Les Acadiens et les Acadiennes ont contribué à bâtir ce pays. Ils ont travaillé avec acharnement et détermination à la conservation et à la protection de leur culture et de leur identité. Les Acadiennes et les Acadiens ont fondé des écoles, des collèges et des universités. Ils ont créé des théâtres, des journaux et des maisons d'édition. Ils ont fait des percées exceptionnelles dans le domaine de la culture, comme le théâtre, le cinéma, les arts visuels, la musique et la littérature. Ils ont donné au monde des écrivains, des poètes, des artistes, des danseurs, des musiciens et des chanteurs. Ils ont mis sur pied un réseau impressionnant d'entreprises et ont créé des emplois. Ils n'ont pas attendu qu'on leur prenne la main et qu'on décide pour eux.

La communauté acadienne du Canada n'est pas une, mais bien plusieurs communautés disséminées sur tout le territoire des provinces atlantiques et ailleurs. Au Nouveau-Brunswick, les Acadiens sont concentrés dans le sud-est, le nord-est et le nord-ouest de la province, et il y a également des groupes acadiens à Fredericton et à Saint-Jean.

En Nouvelle-Écosse, il existe des communautés acadiennes dynamiques à Baie-Sainte-Marie, sur la côte sud-ouest, à l'Île Madame et dans la région de Chéticamp, au Cap-Breton.
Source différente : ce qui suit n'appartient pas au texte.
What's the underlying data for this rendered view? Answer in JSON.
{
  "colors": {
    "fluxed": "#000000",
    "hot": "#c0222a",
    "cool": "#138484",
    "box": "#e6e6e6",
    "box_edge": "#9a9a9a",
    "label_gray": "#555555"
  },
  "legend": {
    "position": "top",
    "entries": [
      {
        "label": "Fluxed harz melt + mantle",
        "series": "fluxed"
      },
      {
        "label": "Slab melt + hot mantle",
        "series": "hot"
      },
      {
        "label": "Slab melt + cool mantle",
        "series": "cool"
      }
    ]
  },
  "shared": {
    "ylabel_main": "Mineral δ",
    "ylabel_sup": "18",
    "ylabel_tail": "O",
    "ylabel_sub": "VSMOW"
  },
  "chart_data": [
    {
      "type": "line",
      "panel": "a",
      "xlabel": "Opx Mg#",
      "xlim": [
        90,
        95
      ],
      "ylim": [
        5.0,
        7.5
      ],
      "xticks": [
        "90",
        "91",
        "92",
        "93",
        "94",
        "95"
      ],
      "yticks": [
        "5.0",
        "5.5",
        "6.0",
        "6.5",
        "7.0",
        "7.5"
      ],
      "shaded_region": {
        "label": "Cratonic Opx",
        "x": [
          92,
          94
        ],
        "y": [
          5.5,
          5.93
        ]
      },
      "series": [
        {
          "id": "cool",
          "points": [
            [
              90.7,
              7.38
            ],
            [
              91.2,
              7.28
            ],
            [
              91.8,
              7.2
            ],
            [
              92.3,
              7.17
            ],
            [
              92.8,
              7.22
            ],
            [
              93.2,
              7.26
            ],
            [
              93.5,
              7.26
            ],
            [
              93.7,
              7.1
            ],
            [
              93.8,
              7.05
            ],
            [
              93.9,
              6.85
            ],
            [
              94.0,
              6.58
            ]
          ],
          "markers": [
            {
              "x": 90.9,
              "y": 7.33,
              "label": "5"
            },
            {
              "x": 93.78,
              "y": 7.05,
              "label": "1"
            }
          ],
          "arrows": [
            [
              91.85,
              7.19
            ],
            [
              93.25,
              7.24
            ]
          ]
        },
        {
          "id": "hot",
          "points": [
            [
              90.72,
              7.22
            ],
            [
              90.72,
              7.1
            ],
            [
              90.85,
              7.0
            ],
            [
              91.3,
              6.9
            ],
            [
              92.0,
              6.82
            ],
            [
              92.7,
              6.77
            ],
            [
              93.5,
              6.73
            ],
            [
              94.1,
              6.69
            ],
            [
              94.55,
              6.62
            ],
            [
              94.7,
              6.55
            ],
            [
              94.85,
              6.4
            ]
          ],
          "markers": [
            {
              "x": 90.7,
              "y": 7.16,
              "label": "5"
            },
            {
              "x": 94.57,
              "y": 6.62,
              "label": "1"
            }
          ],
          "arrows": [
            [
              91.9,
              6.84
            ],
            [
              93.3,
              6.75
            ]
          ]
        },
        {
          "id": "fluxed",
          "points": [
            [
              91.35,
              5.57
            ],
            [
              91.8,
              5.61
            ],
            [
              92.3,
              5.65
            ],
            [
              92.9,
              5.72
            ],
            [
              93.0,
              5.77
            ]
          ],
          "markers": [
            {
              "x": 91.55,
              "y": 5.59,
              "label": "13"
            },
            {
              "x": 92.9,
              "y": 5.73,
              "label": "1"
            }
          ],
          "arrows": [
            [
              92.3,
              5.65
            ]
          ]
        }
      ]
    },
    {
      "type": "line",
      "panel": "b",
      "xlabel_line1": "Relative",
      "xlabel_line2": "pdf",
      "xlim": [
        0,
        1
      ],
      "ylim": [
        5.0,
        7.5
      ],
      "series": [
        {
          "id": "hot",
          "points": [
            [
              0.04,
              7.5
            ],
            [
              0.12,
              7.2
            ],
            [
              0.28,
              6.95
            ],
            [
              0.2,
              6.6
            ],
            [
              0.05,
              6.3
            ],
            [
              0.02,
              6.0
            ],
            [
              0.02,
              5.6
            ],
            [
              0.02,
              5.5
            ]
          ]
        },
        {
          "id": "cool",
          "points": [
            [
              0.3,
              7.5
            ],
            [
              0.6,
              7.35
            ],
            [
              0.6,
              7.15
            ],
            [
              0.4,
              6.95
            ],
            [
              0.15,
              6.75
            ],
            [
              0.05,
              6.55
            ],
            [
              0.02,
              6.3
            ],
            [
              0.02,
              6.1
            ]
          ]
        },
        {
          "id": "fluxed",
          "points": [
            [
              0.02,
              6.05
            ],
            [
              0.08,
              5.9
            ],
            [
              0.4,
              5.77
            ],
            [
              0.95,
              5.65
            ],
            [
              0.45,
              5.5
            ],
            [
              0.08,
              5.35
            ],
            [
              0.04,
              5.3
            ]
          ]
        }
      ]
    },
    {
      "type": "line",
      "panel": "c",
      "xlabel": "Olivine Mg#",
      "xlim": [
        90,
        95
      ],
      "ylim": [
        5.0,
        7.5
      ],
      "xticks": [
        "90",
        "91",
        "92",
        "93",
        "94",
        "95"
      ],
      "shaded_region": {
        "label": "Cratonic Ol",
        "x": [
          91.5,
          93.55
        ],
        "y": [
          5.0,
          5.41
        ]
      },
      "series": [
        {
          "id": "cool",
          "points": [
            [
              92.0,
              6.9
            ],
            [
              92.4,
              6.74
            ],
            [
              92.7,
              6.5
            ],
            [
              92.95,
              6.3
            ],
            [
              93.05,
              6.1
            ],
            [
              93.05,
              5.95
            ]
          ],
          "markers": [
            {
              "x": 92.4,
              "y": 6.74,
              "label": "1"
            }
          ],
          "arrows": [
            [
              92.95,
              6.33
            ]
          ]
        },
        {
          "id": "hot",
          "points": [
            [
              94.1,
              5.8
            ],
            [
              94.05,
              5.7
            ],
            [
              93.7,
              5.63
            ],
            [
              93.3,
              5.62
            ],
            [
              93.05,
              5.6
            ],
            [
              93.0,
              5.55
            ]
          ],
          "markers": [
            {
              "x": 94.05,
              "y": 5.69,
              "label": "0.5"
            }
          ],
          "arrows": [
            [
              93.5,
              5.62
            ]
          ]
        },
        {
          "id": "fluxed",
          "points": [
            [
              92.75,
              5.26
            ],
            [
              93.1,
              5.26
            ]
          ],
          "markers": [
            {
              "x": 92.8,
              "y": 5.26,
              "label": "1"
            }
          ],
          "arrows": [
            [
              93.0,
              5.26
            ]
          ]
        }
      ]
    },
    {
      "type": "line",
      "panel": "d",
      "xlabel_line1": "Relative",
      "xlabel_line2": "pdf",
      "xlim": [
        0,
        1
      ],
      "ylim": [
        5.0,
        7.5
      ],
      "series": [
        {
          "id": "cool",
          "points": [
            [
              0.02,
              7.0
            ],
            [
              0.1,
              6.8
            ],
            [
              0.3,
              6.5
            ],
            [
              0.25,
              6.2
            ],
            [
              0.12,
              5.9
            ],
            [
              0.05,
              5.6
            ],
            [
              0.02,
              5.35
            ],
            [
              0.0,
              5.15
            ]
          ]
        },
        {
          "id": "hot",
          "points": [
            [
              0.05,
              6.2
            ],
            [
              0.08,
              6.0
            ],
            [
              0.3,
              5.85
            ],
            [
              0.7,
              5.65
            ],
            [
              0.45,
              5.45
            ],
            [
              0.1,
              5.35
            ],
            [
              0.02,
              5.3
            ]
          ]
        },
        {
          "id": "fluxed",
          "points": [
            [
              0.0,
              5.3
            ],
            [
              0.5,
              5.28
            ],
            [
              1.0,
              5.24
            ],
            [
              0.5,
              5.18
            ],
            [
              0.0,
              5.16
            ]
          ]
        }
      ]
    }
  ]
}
À l'Île-du-Prince-Édouard, les Acadiens vivent dans la région de l'Évangéline. À Terre-Neuve, ils sont regroupés près du cap Saint-Georges, à Saint-Jean et à Labrador City. Bon nombre d'entre eux habitent également aux Îles-de-la-Madeleine, à Gaspé, dans la région de Montréal et dans l'Ouest canadien. Toutes ces communautés, certaines nombreuses et d'autres moins, témoignent de la vitalité du peuple canadien et de celle de ses deux langues officielles.

Les Acadiens et les Acadiennes participent à la réussite et à la prospérité de notre pays. Le gouvernement du Canada reconnaît leur dynamisme et leur contribution essentielle à la société canadienne. Ils font partie des sept millions de personnes au Canada qui parlent, chantent, écrivent, travaillent et vivent en français. Ces francophones sont la preuve de la vitalité et de l'extraordinaire détermination à progresser et à se développer sur un continent à majorité anglophone.

Les langues anglaise et française et les gens qui les parlent ont façonné le Canada et l'ont aidé à définir son identité. La dualité linguistique du Canada tire ses origines des racines mêmes de notre pays. Il est impossible de s'intéresser au Canada d'aujourd'hui sans reconnaître l'importance de ces deux langues et de ces deux communautés linguistiques dans la société canadienne.

J'en reviens au coeur du débat qui nous concerne. Bien que les députés du Bloc québécois nous affirment le contraire, l'histoire récente nous enseigne que l'intérêt que porte ce parti aux communautés francophones et acadienne du Canada est toujours guidé par des motifs politiques cachés. Cette motion masque les véritables intentions de son proposeur et nous ne pouvons l'accepter. En ce sens, l'honnêteté intellectuelle nous dicte de refuser notre appui à cette motion et c'est pourquoi j'invite les députés de cette Chambre à s'y opposer.